Mathias : Si l’on aime explorer la complexité, ce n’est pas pour faire des arabesques, mais pour essayer de recréer la complexité du monde dans lequel on vit. Il faut que l’illusion soit possible. Mais nous prônons aussi une économie de signes. Or, pour aboutir à cette économie, il faut forcément passer par une densité. Prenez le graphiste néerlandais Wim Crouwel. On dit de lui qu’il est minimaliste, mais, pour arriver à une telle concision, il passe par une somme de recherches énorme. Il en est de même avec la production de l’Allemand Dieter Rams [designer-vedette de la firme Braun des années 1960 à 1990]. Pour arriver à faire entrer tout un réveil dans un parallélépipède minimal, le travail est monumental. Nous œuvrons, nous aussi, pour aboutir, au final, à une lecture simple et très calme.

Le Théâtre de Lorient a, pour vous, été un laboratoire d’expérimentation qui a duré 20 ans, entre 1996 et 2016…

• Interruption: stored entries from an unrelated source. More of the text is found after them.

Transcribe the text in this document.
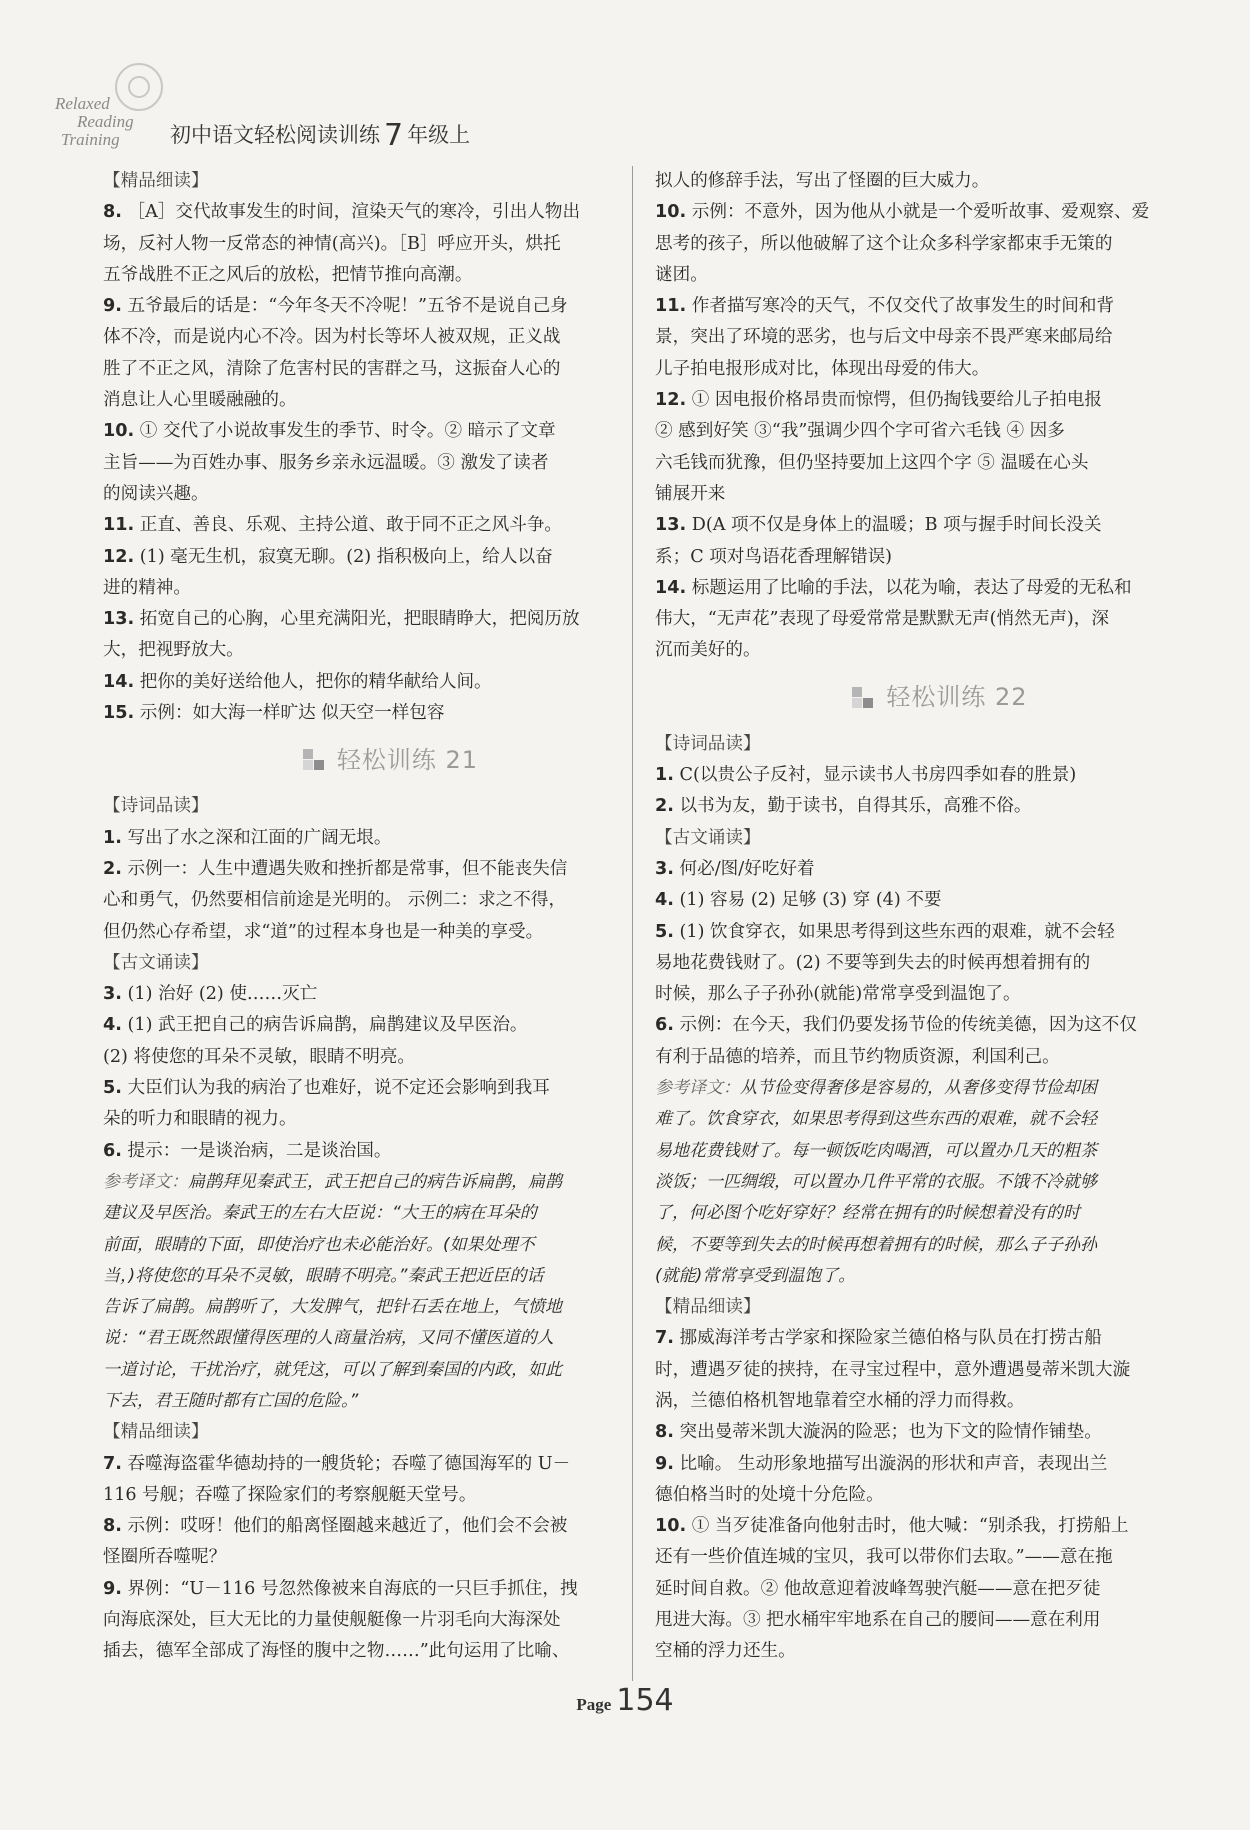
Relaxed
Reading
Training	初中语文轻松阅读训练 7 年级上
【精品细读】
8. ［A］交代故事发生的时间，渲染天气的寒冷，引出人物出
场，反衬人物一反常态的神情(高兴)。［B］呼应开头，烘托
五爷战胜不正之风后的放松，把情节推向高潮。
9. 五爷最后的话是：“今年冬天不冷呢！”五爷不是说自己身
体不冷，而是说内心不冷。因为村长等坏人被双规，正义战
胜了不正之风，清除了危害村民的害群之马，这振奋人心的
消息让人心里暖融融的。
10. ① 交代了小说故事发生的季节、时令。② 暗示了文章
主旨——为百姓办事、服务乡亲永远温暖。③ 激发了读者
的阅读兴趣。
11. 正直、善良、乐观、主持公道、敢于同不正之风斗争。
12. (1) 毫无生机，寂寞无聊。(2) 指积极向上，给人以奋
进的精神。
13. 拓宽自己的心胸，心里充满阳光，把眼睛睁大，把阅历放
大，把视野放大。
14. 把你的美好送给他人，把你的精华献给人间。
15. 示例：如大海一样旷达 似天空一样包容
轻松训练 21
【诗词品读】
1. 写出了水之深和江面的广阔无垠。
2. 示例一：人生中遭遇失败和挫折都是常事，但不能丧失信
心和勇气，仍然要相信前途是光明的。 示例二：求之不得，
但仍然心存希望，求“道”的过程本身也是一种美的享受。
【古文诵读】
3. (1) 治好 (2) 使……灭亡
4. (1) 武王把自己的病告诉扁鹊，扁鹊建议及早医治。
(2) 将使您的耳朵不灵敏，眼睛不明亮。
5. 大臣们认为我的病治了也难好，说不定还会影响到我耳
朵的听力和眼睛的视力。
6. 提示：一是谈治病，二是谈治国。
参考译文：扁鹊拜见秦武王，武王把自己的病告诉扁鹊，扁鹊
建议及早医治。秦武王的左右大臣说：“大王的病在耳朵的
前面，眼睛的下面，即使治疗也未必能治好。(如果处理不
当，)将使您的耳朵不灵敏，眼睛不明亮。”秦武王把近臣的话
告诉了扁鹊。扁鹊听了，大发脾气，把针石丢在地上，气愤地
说：“君王既然跟懂得医理的人商量治病，又同不懂医道的人
一道讨论，干扰治疗，就凭这，可以了解到秦国的内政，如此
下去，君王随时都有亡国的危险。”
【精品细读】
7. 吞噬海盗霍华德劫持的一艘货轮；吞噬了德国海军的 U－
116 号舰；吞噬了探险家们的考察舰艇天堂号。
8. 示例：哎呀！他们的船离怪圈越来越近了，他们会不会被
怪圈所吞噬呢？
9. 界例：“U－116 号忽然像被来自海底的一只巨手抓住，拽
向海底深处，巨大无比的力量使舰艇像一片羽毛向大海深处
插去，德军全部成了海怪的腹中之物……”此句运用了比喻、
拟人的修辞手法，写出了怪圈的巨大威力。
10. 示例：不意外，因为他从小就是一个爱听故事、爱观察、爱
思考的孩子，所以他破解了这个让众多科学家都束手无策的
谜团。
11. 作者描写寒冷的天气，不仅交代了故事发生的时间和背
景，突出了环境的恶劣，也与后文中母亲不畏严寒来邮局给
儿子拍电报形成对比，体现出母爱的伟大。
12. ① 因电报价格昂贵而惊愕，但仍掏钱要给儿子拍电报
② 感到好笑 ③“我”强调少四个字可省六毛钱 ④ 因多
六毛钱而犹豫，但仍坚持要加上这四个字 ⑤ 温暖在心头
铺展开来
13. D(A 项不仅是身体上的温暖；B 项与握手时间长没关
系；C 项对鸟语花香理解错误)
14. 标题运用了比喻的手法，以花为喻，表达了母爱的无私和
伟大，“无声花”表现了母爱常常是默默无声(悄然无声)，深
沉而美好的。
轻松训练 22
【诗词品读】
1. C(以贵公子反衬，显示读书人书房四季如春的胜景)
2. 以书为友，勤于读书，自得其乐，高雅不俗。
【古文诵读】
3. 何必/图/好吃好着
4. (1) 容易 (2) 足够 (3) 穿 (4) 不要
5. (1) 饮食穿衣，如果思考得到这些东西的艰难，就不会轻
易地花费钱财了。(2) 不要等到失去的时候再想着拥有的
时候，那么子子孙孙(就能)常常享受到温饱了。
6. 示例：在今天，我们仍要发扬节俭的传统美德，因为这不仅
有利于品德的培养，而且节约物质资源，利国利己。
参考译文：从节俭变得奢侈是容易的，从奢侈变得节俭却困
难了。饮食穿衣，如果思考得到这些东西的艰难，就不会轻
易地花费钱财了。每一顿饭吃肉喝酒，可以置办几天的粗茶
淡饭；一匹绸缎，可以置办几件平常的衣服。不饿不冷就够
了，何必图个吃好穿好？经常在拥有的时候想着没有的时
候，不要等到失去的时候再想着拥有的时候，那么子子孙孙
(就能)常常享受到温饱了。
【精品细读】
7. 挪威海洋考古学家和探险家兰德伯格与队员在打捞古船
时，遭遇歹徒的挟持，在寻宝过程中，意外遭遇曼蒂米凯大漩
涡，兰德伯格机智地靠着空水桶的浮力而得救。
8. 突出曼蒂米凯大漩涡的险恶；也为下文的险情作铺垫。
9. 比喻。 生动形象地描写出漩涡的形状和声音，表现出兰
德伯格当时的处境十分危险。
10. ① 当歹徒准备向他射击时，他大喊：“别杀我，打捞船上
还有一些价值连城的宝贝，我可以带你们去取。”——意在拖
延时间自救。② 他故意迎着波峰驾驶汽艇——意在把歹徒
甩进大海。③ 把水桶牢牢地系在自己的腰间——意在利用
空桶的浮力还生。
Page 154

Michael : Ce n’était pas gagné d’avance. Quels que soient les signes, il y a une forme de responsabilité dans l’image produite. Au départ, ce fut comme le souffle d’une explosion. Notre volonté était de documenter la réalité, d’observer le monde qui nous entourait, afin d’y insérer de façon efficace des signes, un système qui affectait le réel. Nos images étaient très expressives. D’abord, il y a eu un peu d’incompréhension. Puis, peu à peu, cela a pris corps. Les gens allaient récupérer les affiches chez les commerçants, celles-ci étaient analysées dans les écoles d’art alentour. Un vrai paysage a été écrit, qui plus est dans la durée.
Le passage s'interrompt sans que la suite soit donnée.